Corns are indicative of abnormal forces being applied to a specific area of skin. These forces are usually intermittent. As with calluses, it needs to be borne in mind that a corn in itself is not a distinct condition, but a complication. A corn will only present due to an abnormality of structure or function, or due to excessive external forces. It is the cause that first needs to be addressed.

There are different types of corns. They differ in regard to their size and location. The most common type of corn is a hard corn. As their name suggests they are hard to the touch and may feel like a small stone in your shoe while walking. They appear as hard round masses of yellow callus and are generally uncomfortable / painful on direct compression.

Another common type of corn appears between the toes, this is a soft corn. Soft corns do not have a hard central mass to their structure, like that of the hard corn. They tend to have a thin central area surrounded by white macerated skin. Soft corns are usually very sore when opposing toes move against each other.

Incidence / Age
Corns present on the feet of all age groups, but are a rare finding in children. There is an increased prevalence of corns with increasing age.

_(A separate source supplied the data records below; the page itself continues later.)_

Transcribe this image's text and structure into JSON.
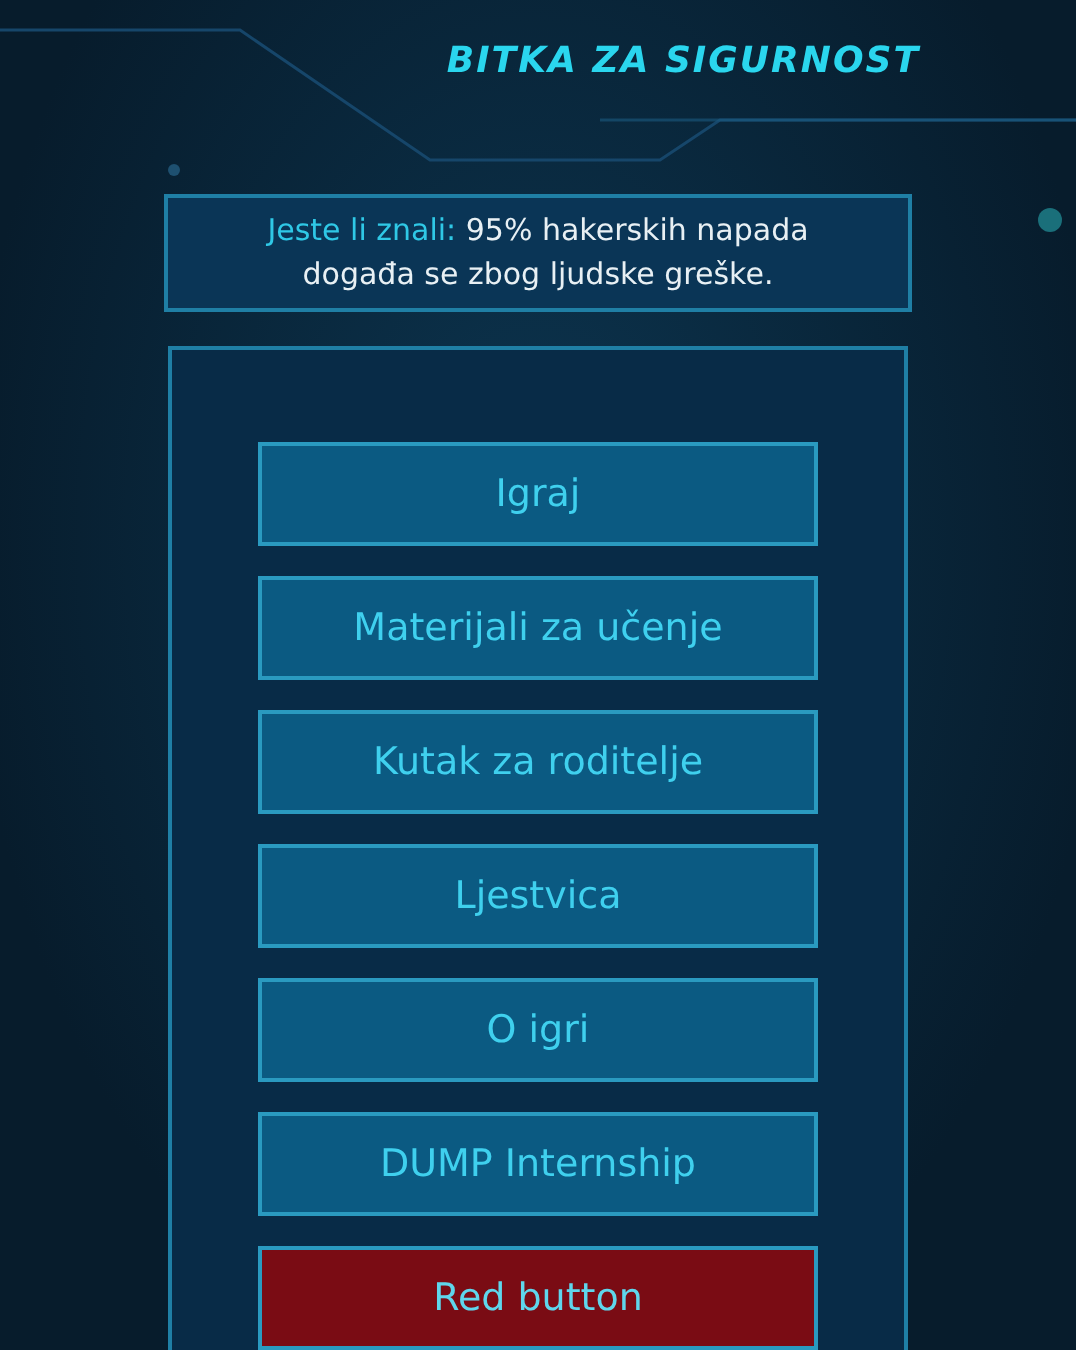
{
  "logo": {
    "subtitle": "BITKA ZA SIGURNOST"
  },
  "fact": {
    "text": "**Jeste li znali:** 95% hakerskih napada događa se zbog ljudske greške."
  },
  "menu": [
    {
      "label": "Igraj",
      "kind": "normal"
    },
    {
      "label": "Materijali za učenje",
      "kind": "normal"
    },
    {
      "label": "Kutak za roditelje",
      "kind": "normal"
    },
    {
      "label": "Ljestvica",
      "kind": "normal"
    },
    {
      "label": "O igri",
      "kind": "normal"
    },
    {
      "label": "DUMP Internship",
      "kind": "normal"
    },
    {
      "label": "Red button",
      "kind": "danger"
    }
  ]
}
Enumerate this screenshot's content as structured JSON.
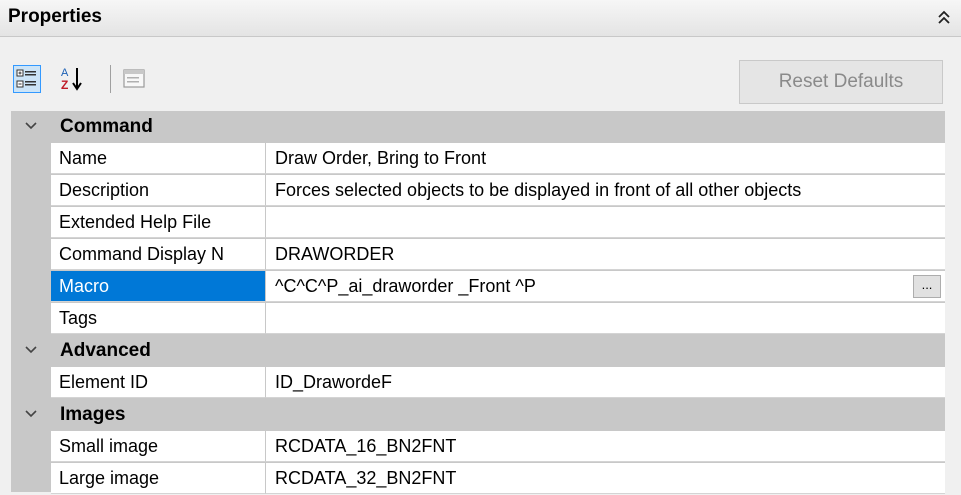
{
  "panel": {
    "title": "Properties",
    "collapse_icon": "double-chevron-up-icon"
  },
  "toolbar": {
    "categorized_icon": "categorized-view-icon",
    "alphabetical_icon": "alphabetical-sort-icon",
    "property_pages_icon": "property-pages-icon",
    "reset_label": "Reset Defaults"
  },
  "categories": {
    "command": {
      "label": "Command",
      "chevron": "∨"
    },
    "advanced": {
      "label": "Advanced",
      "chevron": "∨"
    },
    "images": {
      "label": "Images",
      "chevron": "∨"
    }
  },
  "props": {
    "name": {
      "label": "Name",
      "value": "Draw Order, Bring to Front"
    },
    "description": {
      "label": "Description",
      "value": "Forces selected objects to be displayed in front of all other objects"
    },
    "help_file": {
      "label": "Extended Help File",
      "value": ""
    },
    "display_name": {
      "label": "Command Display N",
      "value": "DRAWORDER"
    },
    "macro": {
      "label": "Macro",
      "value": "^C^C^P_ai_draworder _Front ^P",
      "button": "..."
    },
    "tags": {
      "label": "Tags",
      "value": ""
    },
    "element_id": {
      "label": "Element ID",
      "value": "ID_DrawordeF"
    },
    "small_image": {
      "label": "Small image",
      "value": "RCDATA_16_BN2FNT"
    },
    "large_image": {
      "label": "Large image",
      "value": "RCDATA_32_BN2FNT"
    }
  }
}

All corns require treatment. It is always best to seek advice from a State Registered Podiatrist / Chiropodist as soon as you identify a lesion on the skin you suspect as being a corn. The earlier a corn is treated properly the greater the likelihood of full remission.

Self treatment
Self treatment should only involve footwear modification or selection and dressings. It is inadvisable to ever try to remove or reduce a corn by oneself. Never try to cut a corn out as the likelihood of infection is high. Corns that are poorly removed may become more fibrous and difficult to resolve when treated appropriately.

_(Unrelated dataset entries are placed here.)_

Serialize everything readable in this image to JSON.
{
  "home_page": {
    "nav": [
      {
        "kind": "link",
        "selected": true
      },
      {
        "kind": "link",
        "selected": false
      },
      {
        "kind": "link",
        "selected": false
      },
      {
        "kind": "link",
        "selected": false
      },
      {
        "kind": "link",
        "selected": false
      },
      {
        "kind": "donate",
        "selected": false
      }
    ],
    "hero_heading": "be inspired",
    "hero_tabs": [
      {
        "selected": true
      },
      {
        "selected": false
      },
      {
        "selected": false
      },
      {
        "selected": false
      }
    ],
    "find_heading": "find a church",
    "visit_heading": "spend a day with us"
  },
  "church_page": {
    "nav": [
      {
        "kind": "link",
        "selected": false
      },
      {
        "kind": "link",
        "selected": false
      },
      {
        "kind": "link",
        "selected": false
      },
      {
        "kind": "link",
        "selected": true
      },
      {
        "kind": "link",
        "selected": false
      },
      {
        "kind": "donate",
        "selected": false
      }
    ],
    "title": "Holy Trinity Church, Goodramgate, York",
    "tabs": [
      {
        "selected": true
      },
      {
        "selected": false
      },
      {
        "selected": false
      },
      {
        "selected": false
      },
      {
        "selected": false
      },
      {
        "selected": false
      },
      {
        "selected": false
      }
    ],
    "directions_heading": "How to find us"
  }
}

Shoes: As a first line of treatment look closely at your footwear. Identify the area of the shoe that would be in contact with the area of skin presenting a corn. Always choose a shoe that has a restraint such as laces or a strap holding the foot from moving forward. The toe box of the shoe should not touch the tops of the toes. Avoid high heels and look for shoes that have a spongy / shock absorbing quality to the sole.

Corn Plasters and Dressings: Dressings can be used to deflect pressure away from a corn. A classic corn pad will be a circular or oval shape with a central aperture for positioning over the corn. This type of dressing will deflect pressure from the corn but will do little to reduce the size of the lesion. Some corn plasters or pads have a cover to be placed over the corn that contains an acid. This acid is used to reduce the corn. These types of dressings should always be avoided. The extent to which the acid will reduce the skin is variable between individual skin types. In some people one acid may be virtually ineffective whereas in another person the same acid could cause ulceration of the skin. Dressings containing acids are always contraindicated for any person that is diabetic, has a poor circulation, thinned skin or heals slowly for whatever reason. For these individuals acids must not be used other than by the prescription of a health care professional.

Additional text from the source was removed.